A otto mesi dall'operazione militare che ha portato alla cattura di Nicolás Maduro, il presidente Donald Trump ha pubblicato un video senza testo né spiegazione riguardo a quell'operazione a Caracas, con un avviso che spicca su tutto il resto: la voce del segretario di Stato Marco Rubio che lancia un messaggio diretto a coloro che potrebbero sottovalutare l'attuale amministrazione statunitense.
Il video, della durata di poco più di un minuto, è stato condiviso da Trump sui suoi social media accompagnato da musica drammatica e si apre con immagini dello stesso Maduro che sfida Washington prima dell'operazione: «Venite a prendermi» e «Qui vi aspetto, a Miraflores, vigliacchi», frasi che sono diventate il punto di partenza narrativo della registrazione.
A seguire appaiono clip dell'operazione e dichiarazioni del generale Dan Caine, del segretario alla Difesa Pete Hegseth e dello stesso Trump, prima di cedere la parola a Rubio.
Il frammento di Rubio è quello che concentra il messaggio politico del video: «Questo non è un presidente che parla solo, invia lettere e tiene conferenze stampa. Se dice che sta facendo sul serio con qualcosa, è perché lo dice sul serio. Non giocate. Non giocate con questo presidente che è in carica, perché non finirà bene».
Il messaggio non è diretto a nessun governo o leader specifico, ma funge da chiara avvertenza e richiama un detto popolare a Cuba: «A chi giova, che se lo metta».
Le relazioni tra Stati Uniti e Venezuela
La pubblicazione arriva in un momento di attiva evoluzione nelle relazioni tra Washington e Caracas, e inoltre con l'annuncio di nuovi gruppi inclusi nella lista statunitense di organizzazioni terroristiche.
La cattura di Maduro e di sua moglie Cilia Flores è avvenuta il 3 gennaio 2026, quando le forze militari statunitensi hanno eseguito un'operazione nella capitale venezuelana.
Ambos rimangono detenuti a Brooklyn, in attesa di un processo fissato per il 1 giugno 2027 per reati di narcoterrorismo, traffico di droga e possesso di armi.
Il 10 settembre, la difesa di Cilia Flores ha richiesto il suo arresto domiciliari di fronte a un giudice federale, sostenendo gravi problemi cardiaci, incluso un possibile lieve infarto subito a fine luglio.
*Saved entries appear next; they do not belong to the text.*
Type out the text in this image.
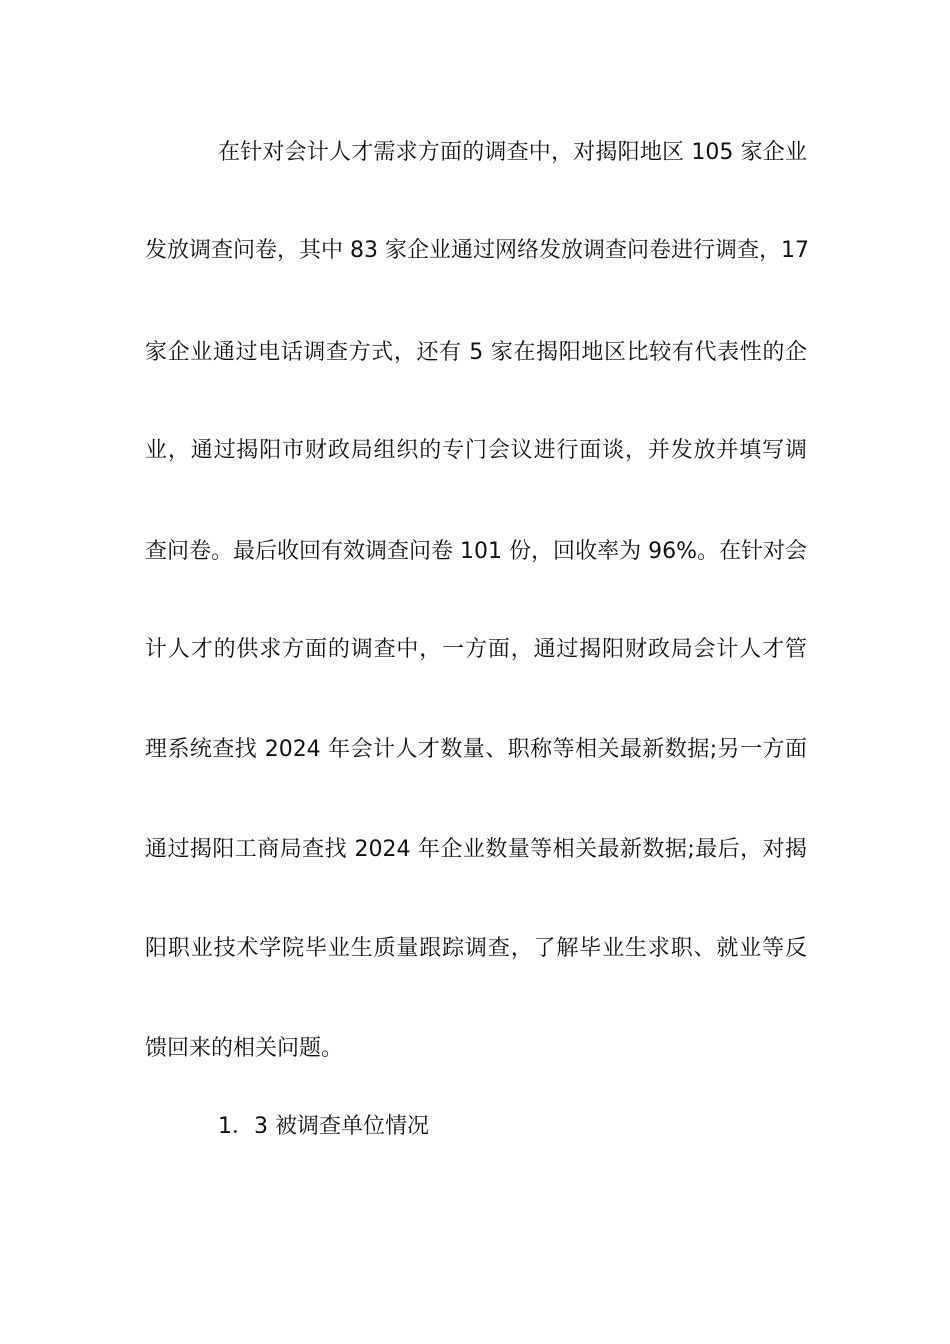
在针对会计人才需求方面的调查中，对揭阳地区 105 家企业
发放调查问卷，其中 83 家企业通过网络发放调查问卷进行调查，17
家企业通过电话调查方式，还有 5 家在揭阳地区比较有代表性的企
业，通过揭阳市财政局组织的专门会议进行面谈，并发放并填写调
查问卷。最后收回有效调查问卷 101 份，回收率为 96%。在针对会
计人才的供求方面的调查中，一方面，通过揭阳财政局会计人才管
理系统查找 2024 年会计人才数量、职称等相关最新数据;另一方面
通过揭阳工商局查找 2024 年企业数量等相关最新数据;最后，对揭
阳职业技术学院毕业生质量跟踪调查，了解毕业生求职、就业等反
馈回来的相关问题。
1．3 被调查单位情况
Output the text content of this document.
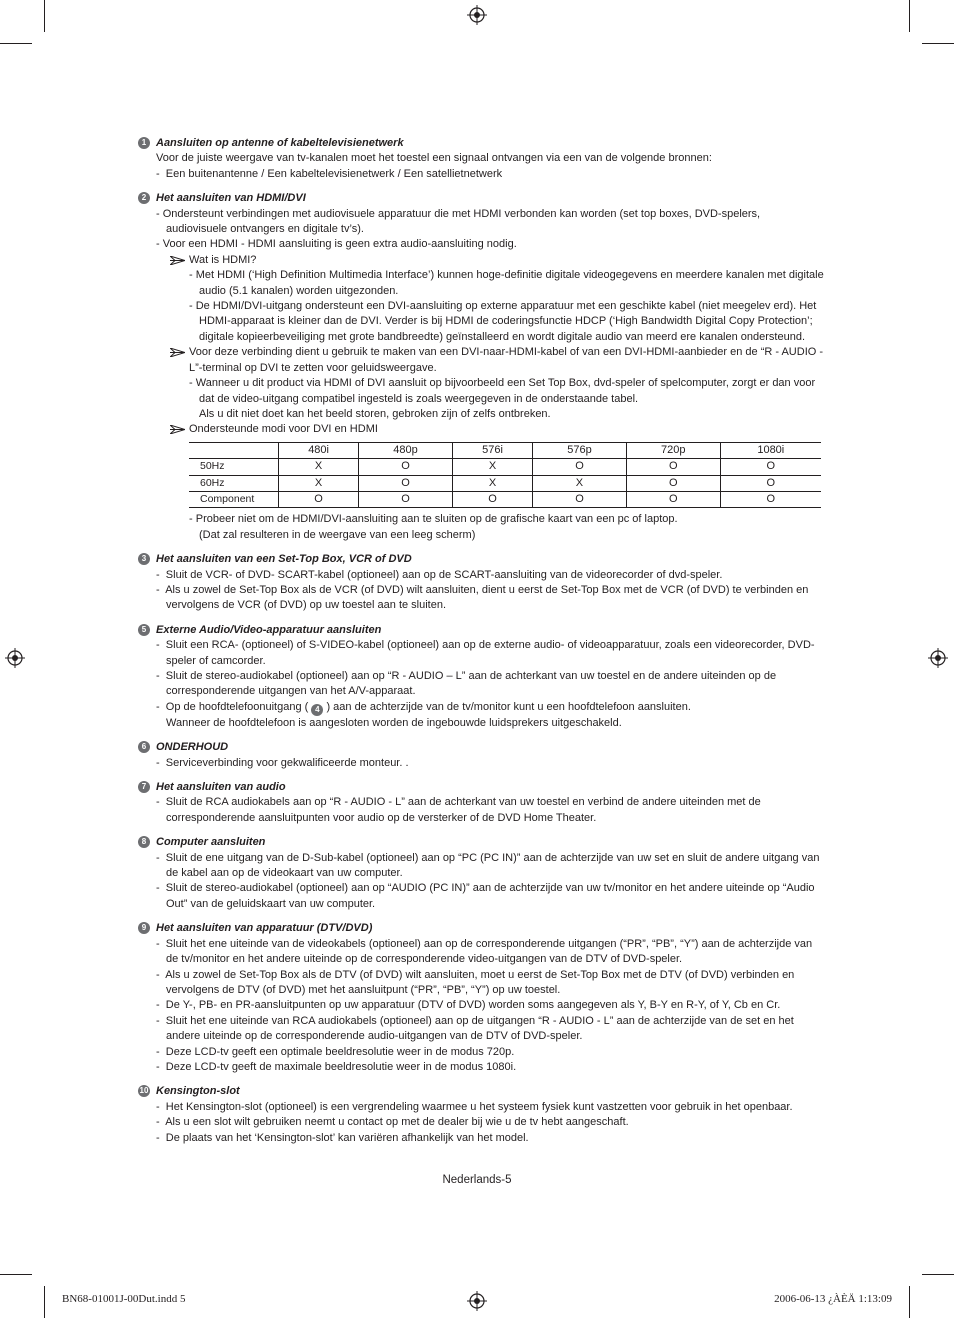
1 Aansluiten op antenne of kabeltelevisienetwerk
Voor de juiste weergave van tv-kanalen moet het toestel een signaal ontvangen via een van de volgende bronnen:
- Een buitenantenne / Een kabeltelevisienetwerk / Een satellietnetwerk
2 Het aansluiten van HDMI/DVI
- Ondersteunt verbindingen met audiovisuele apparatuur die met HDMI verbonden kan worden (set top boxes, DVD-spelers, audiovisuele ontvangers en digitale tv’s).
- Voor een HDMI - HDMI aansluiting is geen extra audio-aansluiting nodig.
Wat is HDMI?
- Met HDMI (‘High Definition Multimedia Interface’) kunnen hoge-definitie digitale videogegevens en meerdere kanalen met digitale audio (5.1 kanalen) worden uitgezonden.
- De HDMI/DVI-uitgang ondersteunt een DVI-aansluiting op externe apparatuur met een geschikte kabel (niet meegelev erd). Het HDMI-apparaat is kleiner dan de DVI. Verder is bij HDMI de coderingsfunctie HDCP (‘High Bandwidth Digital Copy Protection’; digitale kopieerbeveiliging met grote bandbreedte) geïnstalleerd en wordt digitale audio van meerd ere kanalen ondersteund.
Voor deze verbinding dient u gebruik te maken van een DVI-naar-HDMI-kabel of van een DVI-HDMI-aanbieder en de “R - AUDIO - L”-terminal op DVI te zetten voor geluidsweergave.
- Wanneer u dit product via HDMI of DVI aansluit op bijvoorbeeld een Set Top Box, dvd-speler of spelcomputer, zorgt er dan voor dat de video-uitgang compatibel ingesteld is zoals weergegeven in de onderstaande tabel.
Als u dit niet doet kan het beeld storen, gebroken zijn of zelfs ontbreken.
Ondersteunde modi voor DVI en HDMI
	480i	480p	576i	576p	720p	1080i
50Hz	X	O	X	O	O	O
60Hz	X	O	X	X	O	O
Component	O	O	O	O	O	O
- Probeer niet om de HDMI/DVI-aansluiting aan te sluiten op de grafische kaart van een pc of laptop.
(Dat zal resulteren in de weergave van een leeg scherm)
3 Het aansluiten van een Set-Top Box, VCR of DVD
- Sluit de VCR- of DVD- SCART-kabel (optioneel) aan op de SCART-aansluiting van de videorecorder of dvd-speler.
- Als u zowel de Set-Top Box als de VCR (of DVD) wilt aansluiten, dient u eerst de Set-Top Box met de VCR (of DVD) te verbinden en vervolgens de VCR (of DVD) op uw toestel aan te sluiten.
5 Externe Audio/Video-apparatuur aansluiten
- Sluit een RCA- (optioneel) of S-VIDEO-kabel (optioneel) aan op de externe audio- of videoapparatuur, zoals een videorecorder, DVD-speler of camcorder.
- Sluit de stereo-audiokabel (optioneel) aan op “R - AUDIO – L” aan de achterkant van uw toestel en de andere uiteinden op de corresponderende uitgangen van het A/V-apparaat.
- Op de hoofdtelefoonuitgang ( 4 ) aan de achterzijde van de tv/monitor kunt u een hoofdtelefoon aansluiten.
Wanneer de hoofdtelefoon is aangesloten worden de ingebouwde luidsprekers uitgeschakeld.
6 ONDERHOUD
- Serviceverbinding voor gekwalificeerde monteur. .
7 Het aansluiten van audio
- Sluit de RCA audiokabels aan op “R - AUDIO - L” aan de achterkant van uw toestel en verbind de andere uiteinden met de corresponderende aansluitpunten voor audio op de versterker of de DVD Home Theater.
8 Computer aansluiten
- Sluit de ene uitgang van de D-Sub-kabel (optioneel) aan op “PC (PC IN)” aan de achterzijde van uw set en sluit de andere uitgang van de kabel aan op de videokaart van uw computer.
- Sluit de stereo-audiokabel (optioneel) aan op “AUDIO (PC IN)” aan de achterzijde van uw tv/monitor en het andere uiteinde op “Audio Out” van de geluidskaart van uw computer.
9 Het aansluiten van apparatuur (DTV/DVD)
- Sluit het ene uiteinde van de videokabels (optioneel) aan op de corresponderende uitgangen (“PR”, “PB”, “Y”) aan de achterzijde van de tv/monitor en het andere uiteinde op de corresponderende video-uitgangen van de DTV of DVD-speler.
- Als u zowel de Set-Top Box als de DTV (of DVD) wilt aansluiten, moet u eerst de Set-Top Box met de DTV (of DVD) verbinden en vervolgens de DTV (of DVD) met het aansluitpunt (“PR”, “PB”, “Y”) op uw toestel.
- De Y-, PB- en PR-aansluitpunten op uw apparatuur (DTV of DVD) worden soms aangegeven als Y, B-Y en R-Y, of Y, Cb en Cr.
- Sluit het ene uiteinde van RCA audiokabels (optioneel) aan op de uitgangen “R - AUDIO - L” aan de achterzijde van de set en het andere uiteinde op de corresponderende audio-uitgangen van de DTV of DVD-speler.
- Deze LCD-tv geeft een optimale beeldresolutie weer in de modus 720p.
- Deze LCD-tv geeft de maximale beeldresolutie weer in de modus 1080i.
10 Kensington-slot
- Het Kensington-slot (optioneel) is een vergrendeling waarmee u het systeem fysiek kunt vastzetten voor gebruik in het openbaar.
- Als u een slot wilt gebruiken neemt u contact op met de dealer bij wie u de tv hebt aangeschaft.
- De plaats van het ‘Kensington-slot’ kan variëren afhankelijk van het model.
Nederlands-5
BN68-01001J-00Dut.indd 5	2006-06-13 ¿ÀÈÄ 1:13:09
Il giudice federale ha ordinato di sigillare la cartella clinica della moglie di Maduro presentata nel fascicolo.
Dopo la cattura di Maduro e Cilia, il Venezuela è rimasto sotto la presidenza incaricata di Delcy Rodríguez, e le relazioni tra i due paesi hanno fatto progressi a ritmo accelerato.
En marzo del 2026 si sono ripristinati i legami diplomatici e consolari, e alla fine di agosto Trump ha annunciato quello che ha descritto come «il maggiore accordo petrolifero della storia», che conferirebbe agli Stati Uniti il controllo su oltre 65.000 milioni di barili di riserve provate venezuelane e il 55% della produzione effettiva per 25 anni.
Rubio aveva tracciato fin da gennaio 2026 un piano in tre fasi per il Venezuela —stabilizzazione, recupero e transizione—, e il video pubblicato da Trump sembra fungere da promemoria che quella tabella di marcia è stata eseguita come era stata annunciata.